China on Tuesday set up a taskforce to draft a law on energy, government sources said on Wednesday.
The taskforce, which includes officials from 15 government departments or the national legislature, is headed by Ma Kai, minister in charge of the National Development and Reform Commission and director of the National Energy Office, which was established on June 2, 2005.
A panel of experts specialized in energy, law, economics and public management have been recruited as advisors, sources with the commission said.
"The complicated and changing international environment poses new challenges to the country's energy and economic security," the taskforce said in a statement.
Coal remains the mainstay of China's energy supply, together with electricity, oil, natural gas and renewable energy resources.
But China still does not have a law that reflects its energy strategy and policy orientation, and that regulates the structure of various energy products and energy-related activities, the statement read.

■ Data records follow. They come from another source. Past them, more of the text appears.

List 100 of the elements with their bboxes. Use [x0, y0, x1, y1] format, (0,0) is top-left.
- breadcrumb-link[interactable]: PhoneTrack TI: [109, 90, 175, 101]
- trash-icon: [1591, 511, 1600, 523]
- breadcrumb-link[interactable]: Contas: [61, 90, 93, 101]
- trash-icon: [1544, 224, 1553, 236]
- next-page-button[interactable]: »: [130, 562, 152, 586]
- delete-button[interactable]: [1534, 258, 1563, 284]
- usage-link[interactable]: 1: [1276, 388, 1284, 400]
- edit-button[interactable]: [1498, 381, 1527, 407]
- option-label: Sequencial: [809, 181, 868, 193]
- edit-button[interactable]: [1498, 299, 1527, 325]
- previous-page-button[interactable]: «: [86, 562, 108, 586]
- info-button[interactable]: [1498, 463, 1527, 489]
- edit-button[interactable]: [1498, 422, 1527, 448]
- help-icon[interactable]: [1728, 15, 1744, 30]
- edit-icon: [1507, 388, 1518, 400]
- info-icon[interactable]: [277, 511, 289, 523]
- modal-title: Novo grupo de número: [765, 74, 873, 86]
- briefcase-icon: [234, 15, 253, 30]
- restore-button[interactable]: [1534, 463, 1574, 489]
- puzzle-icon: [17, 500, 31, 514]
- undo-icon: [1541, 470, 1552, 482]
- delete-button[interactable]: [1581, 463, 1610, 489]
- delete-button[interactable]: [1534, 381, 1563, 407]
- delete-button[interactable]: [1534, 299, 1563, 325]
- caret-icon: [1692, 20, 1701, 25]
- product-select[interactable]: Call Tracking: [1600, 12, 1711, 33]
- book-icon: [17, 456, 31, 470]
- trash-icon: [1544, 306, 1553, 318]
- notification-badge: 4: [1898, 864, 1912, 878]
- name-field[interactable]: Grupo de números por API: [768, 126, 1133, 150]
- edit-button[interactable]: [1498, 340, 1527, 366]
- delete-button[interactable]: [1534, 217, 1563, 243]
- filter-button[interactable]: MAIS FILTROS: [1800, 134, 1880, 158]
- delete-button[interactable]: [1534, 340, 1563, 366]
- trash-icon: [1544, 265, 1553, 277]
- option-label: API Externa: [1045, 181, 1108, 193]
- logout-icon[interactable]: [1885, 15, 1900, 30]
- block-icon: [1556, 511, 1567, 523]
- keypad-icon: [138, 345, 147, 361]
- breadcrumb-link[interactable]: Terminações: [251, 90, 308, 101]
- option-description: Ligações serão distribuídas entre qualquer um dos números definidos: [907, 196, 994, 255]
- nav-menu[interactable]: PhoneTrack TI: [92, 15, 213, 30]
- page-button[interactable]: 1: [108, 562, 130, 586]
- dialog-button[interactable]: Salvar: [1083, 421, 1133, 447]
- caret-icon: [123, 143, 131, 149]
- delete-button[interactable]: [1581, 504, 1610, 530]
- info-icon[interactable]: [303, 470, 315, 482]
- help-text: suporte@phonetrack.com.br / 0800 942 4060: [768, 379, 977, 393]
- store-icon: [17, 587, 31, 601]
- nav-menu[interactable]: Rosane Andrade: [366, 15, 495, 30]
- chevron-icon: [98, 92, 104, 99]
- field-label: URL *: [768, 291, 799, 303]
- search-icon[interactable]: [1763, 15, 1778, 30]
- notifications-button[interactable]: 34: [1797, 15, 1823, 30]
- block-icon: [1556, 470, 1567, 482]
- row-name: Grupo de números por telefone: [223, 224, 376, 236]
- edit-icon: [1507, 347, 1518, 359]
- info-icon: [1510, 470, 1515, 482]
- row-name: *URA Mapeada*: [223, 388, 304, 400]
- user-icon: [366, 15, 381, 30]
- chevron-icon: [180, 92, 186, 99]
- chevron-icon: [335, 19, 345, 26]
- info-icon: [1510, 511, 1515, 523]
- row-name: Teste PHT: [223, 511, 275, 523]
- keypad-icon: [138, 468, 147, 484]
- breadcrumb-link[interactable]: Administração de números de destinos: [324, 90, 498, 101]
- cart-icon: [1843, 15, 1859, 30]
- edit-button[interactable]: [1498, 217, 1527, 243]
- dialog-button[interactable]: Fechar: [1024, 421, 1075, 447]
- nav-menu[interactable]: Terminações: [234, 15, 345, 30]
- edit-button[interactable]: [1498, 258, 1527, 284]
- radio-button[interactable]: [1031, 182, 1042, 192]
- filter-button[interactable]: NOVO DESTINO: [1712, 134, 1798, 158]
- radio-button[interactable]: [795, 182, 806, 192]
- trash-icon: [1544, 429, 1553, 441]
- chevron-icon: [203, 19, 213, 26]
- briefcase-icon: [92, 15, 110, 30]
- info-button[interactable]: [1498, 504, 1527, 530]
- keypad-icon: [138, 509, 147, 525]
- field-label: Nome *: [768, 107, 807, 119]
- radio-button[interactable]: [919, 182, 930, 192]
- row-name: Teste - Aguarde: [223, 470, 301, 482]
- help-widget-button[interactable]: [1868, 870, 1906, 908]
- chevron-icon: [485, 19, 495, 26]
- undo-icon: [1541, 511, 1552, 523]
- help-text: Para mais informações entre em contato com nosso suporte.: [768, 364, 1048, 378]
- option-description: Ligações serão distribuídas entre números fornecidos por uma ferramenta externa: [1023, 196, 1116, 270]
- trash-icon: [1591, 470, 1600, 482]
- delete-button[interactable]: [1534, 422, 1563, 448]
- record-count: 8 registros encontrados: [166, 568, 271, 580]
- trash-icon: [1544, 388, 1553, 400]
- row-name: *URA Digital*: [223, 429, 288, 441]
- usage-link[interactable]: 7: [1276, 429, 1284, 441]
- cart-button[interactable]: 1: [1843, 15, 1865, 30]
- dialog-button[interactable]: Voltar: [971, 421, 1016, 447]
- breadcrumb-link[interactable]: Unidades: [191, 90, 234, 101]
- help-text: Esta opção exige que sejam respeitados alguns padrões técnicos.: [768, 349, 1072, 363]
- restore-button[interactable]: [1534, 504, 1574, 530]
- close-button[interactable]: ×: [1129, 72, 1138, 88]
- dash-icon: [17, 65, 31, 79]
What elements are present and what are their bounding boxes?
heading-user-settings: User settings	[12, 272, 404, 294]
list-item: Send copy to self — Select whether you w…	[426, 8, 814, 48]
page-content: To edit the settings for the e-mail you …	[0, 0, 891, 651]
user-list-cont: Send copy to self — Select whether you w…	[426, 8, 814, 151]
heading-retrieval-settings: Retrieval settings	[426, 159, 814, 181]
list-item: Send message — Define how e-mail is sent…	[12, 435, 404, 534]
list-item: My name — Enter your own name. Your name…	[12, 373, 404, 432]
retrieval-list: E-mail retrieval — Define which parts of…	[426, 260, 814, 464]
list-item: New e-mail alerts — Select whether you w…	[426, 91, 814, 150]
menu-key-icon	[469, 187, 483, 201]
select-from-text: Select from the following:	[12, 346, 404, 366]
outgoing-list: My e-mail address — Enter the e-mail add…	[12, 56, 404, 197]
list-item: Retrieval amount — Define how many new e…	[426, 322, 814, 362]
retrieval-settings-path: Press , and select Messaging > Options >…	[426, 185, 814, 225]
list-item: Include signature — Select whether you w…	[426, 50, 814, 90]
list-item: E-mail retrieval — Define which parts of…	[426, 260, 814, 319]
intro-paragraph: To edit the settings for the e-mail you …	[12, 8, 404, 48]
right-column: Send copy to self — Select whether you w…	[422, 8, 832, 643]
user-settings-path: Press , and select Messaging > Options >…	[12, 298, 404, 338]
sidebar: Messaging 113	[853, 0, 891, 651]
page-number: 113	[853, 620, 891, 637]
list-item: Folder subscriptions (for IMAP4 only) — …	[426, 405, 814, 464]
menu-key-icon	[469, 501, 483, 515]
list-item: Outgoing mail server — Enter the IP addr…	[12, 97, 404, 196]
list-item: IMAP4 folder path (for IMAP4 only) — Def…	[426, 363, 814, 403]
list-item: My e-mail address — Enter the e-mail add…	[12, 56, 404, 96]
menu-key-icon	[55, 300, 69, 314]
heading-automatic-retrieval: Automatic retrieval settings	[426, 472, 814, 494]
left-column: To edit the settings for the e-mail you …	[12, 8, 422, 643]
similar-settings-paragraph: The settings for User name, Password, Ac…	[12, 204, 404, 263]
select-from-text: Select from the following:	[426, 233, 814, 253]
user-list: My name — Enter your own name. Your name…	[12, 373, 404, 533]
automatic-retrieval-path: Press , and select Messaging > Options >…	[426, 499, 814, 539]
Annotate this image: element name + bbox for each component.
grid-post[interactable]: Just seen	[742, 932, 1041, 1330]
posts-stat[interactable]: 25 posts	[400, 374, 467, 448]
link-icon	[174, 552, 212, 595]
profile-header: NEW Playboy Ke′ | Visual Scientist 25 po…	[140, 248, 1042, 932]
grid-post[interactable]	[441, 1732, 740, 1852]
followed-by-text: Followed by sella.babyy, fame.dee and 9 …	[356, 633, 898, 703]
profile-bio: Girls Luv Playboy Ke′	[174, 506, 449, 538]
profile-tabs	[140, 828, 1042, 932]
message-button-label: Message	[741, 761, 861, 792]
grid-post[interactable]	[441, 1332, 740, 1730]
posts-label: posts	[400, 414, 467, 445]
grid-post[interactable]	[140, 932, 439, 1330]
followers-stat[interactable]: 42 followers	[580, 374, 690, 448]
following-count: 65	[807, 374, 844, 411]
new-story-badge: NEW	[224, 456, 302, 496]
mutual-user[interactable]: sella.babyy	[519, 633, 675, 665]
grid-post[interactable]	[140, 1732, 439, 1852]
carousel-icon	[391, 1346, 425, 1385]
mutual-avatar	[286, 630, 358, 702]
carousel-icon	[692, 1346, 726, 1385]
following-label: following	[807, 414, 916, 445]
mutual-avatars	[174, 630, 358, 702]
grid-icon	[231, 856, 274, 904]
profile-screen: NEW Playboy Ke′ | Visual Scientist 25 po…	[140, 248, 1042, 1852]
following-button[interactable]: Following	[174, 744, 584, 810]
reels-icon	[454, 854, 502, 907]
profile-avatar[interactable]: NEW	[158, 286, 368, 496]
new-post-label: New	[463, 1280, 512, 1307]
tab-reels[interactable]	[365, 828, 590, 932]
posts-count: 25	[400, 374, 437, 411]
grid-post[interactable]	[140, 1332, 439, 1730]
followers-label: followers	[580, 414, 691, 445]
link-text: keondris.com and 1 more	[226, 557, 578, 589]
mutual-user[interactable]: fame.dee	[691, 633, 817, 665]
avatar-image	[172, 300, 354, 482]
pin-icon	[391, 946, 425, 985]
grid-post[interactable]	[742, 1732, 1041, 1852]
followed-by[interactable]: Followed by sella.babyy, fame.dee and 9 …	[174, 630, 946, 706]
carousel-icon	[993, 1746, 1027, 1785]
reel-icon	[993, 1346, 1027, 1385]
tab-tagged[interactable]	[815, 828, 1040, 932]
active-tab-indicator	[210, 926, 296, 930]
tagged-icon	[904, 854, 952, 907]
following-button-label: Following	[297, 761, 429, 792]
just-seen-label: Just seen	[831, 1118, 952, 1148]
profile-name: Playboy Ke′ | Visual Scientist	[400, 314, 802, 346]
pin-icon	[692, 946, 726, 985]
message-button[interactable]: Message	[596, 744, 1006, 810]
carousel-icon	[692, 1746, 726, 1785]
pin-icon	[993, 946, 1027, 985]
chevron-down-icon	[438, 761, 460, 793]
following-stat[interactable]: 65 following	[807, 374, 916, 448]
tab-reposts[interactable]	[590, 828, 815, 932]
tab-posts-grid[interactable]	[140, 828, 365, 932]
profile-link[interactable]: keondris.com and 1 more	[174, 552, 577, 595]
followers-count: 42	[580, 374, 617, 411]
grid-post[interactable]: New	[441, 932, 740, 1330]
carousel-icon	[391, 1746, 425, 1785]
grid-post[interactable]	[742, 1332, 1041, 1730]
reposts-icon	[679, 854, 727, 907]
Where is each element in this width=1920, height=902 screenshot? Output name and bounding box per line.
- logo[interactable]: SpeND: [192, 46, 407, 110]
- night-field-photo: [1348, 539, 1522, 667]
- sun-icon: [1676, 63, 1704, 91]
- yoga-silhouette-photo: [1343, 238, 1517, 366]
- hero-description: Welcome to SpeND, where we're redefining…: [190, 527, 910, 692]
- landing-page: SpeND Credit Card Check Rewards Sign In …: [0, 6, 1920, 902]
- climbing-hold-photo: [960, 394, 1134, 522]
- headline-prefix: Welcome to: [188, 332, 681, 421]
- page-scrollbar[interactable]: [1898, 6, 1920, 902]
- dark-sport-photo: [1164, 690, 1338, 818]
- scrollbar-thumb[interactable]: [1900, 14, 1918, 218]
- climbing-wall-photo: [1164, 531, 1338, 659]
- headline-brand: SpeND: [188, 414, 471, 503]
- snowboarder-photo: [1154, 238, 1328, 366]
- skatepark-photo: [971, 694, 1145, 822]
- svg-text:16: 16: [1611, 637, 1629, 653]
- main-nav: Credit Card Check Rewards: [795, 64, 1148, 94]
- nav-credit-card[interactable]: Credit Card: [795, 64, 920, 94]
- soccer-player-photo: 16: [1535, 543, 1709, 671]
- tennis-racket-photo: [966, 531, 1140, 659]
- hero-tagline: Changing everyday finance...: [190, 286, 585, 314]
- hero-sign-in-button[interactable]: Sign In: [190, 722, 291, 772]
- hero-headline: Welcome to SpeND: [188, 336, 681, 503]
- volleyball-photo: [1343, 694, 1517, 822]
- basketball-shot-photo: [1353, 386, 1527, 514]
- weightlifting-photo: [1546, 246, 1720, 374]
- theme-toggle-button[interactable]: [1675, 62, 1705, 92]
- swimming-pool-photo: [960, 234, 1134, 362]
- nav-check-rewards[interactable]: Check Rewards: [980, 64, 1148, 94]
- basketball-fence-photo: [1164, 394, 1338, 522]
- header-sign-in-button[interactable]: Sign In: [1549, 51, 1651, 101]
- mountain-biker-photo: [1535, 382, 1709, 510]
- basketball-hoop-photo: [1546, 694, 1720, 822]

China is in urgent need of formulating such a basic, comprehensive law on energy to ensure national economic security, energy exploitation and international energy cooperation, and to streamline the energy reserve system and emergency response mechanism.
Such a law will help build China into a country that is energy efficient and environmentally friendly through optimizing its energy structure, improving energy efficiency and promoting clean production, and forming an economic growth mode characterized by low input, low energy consumption, low pollution and high efficiency.
The law will also help improve work safety in energy production.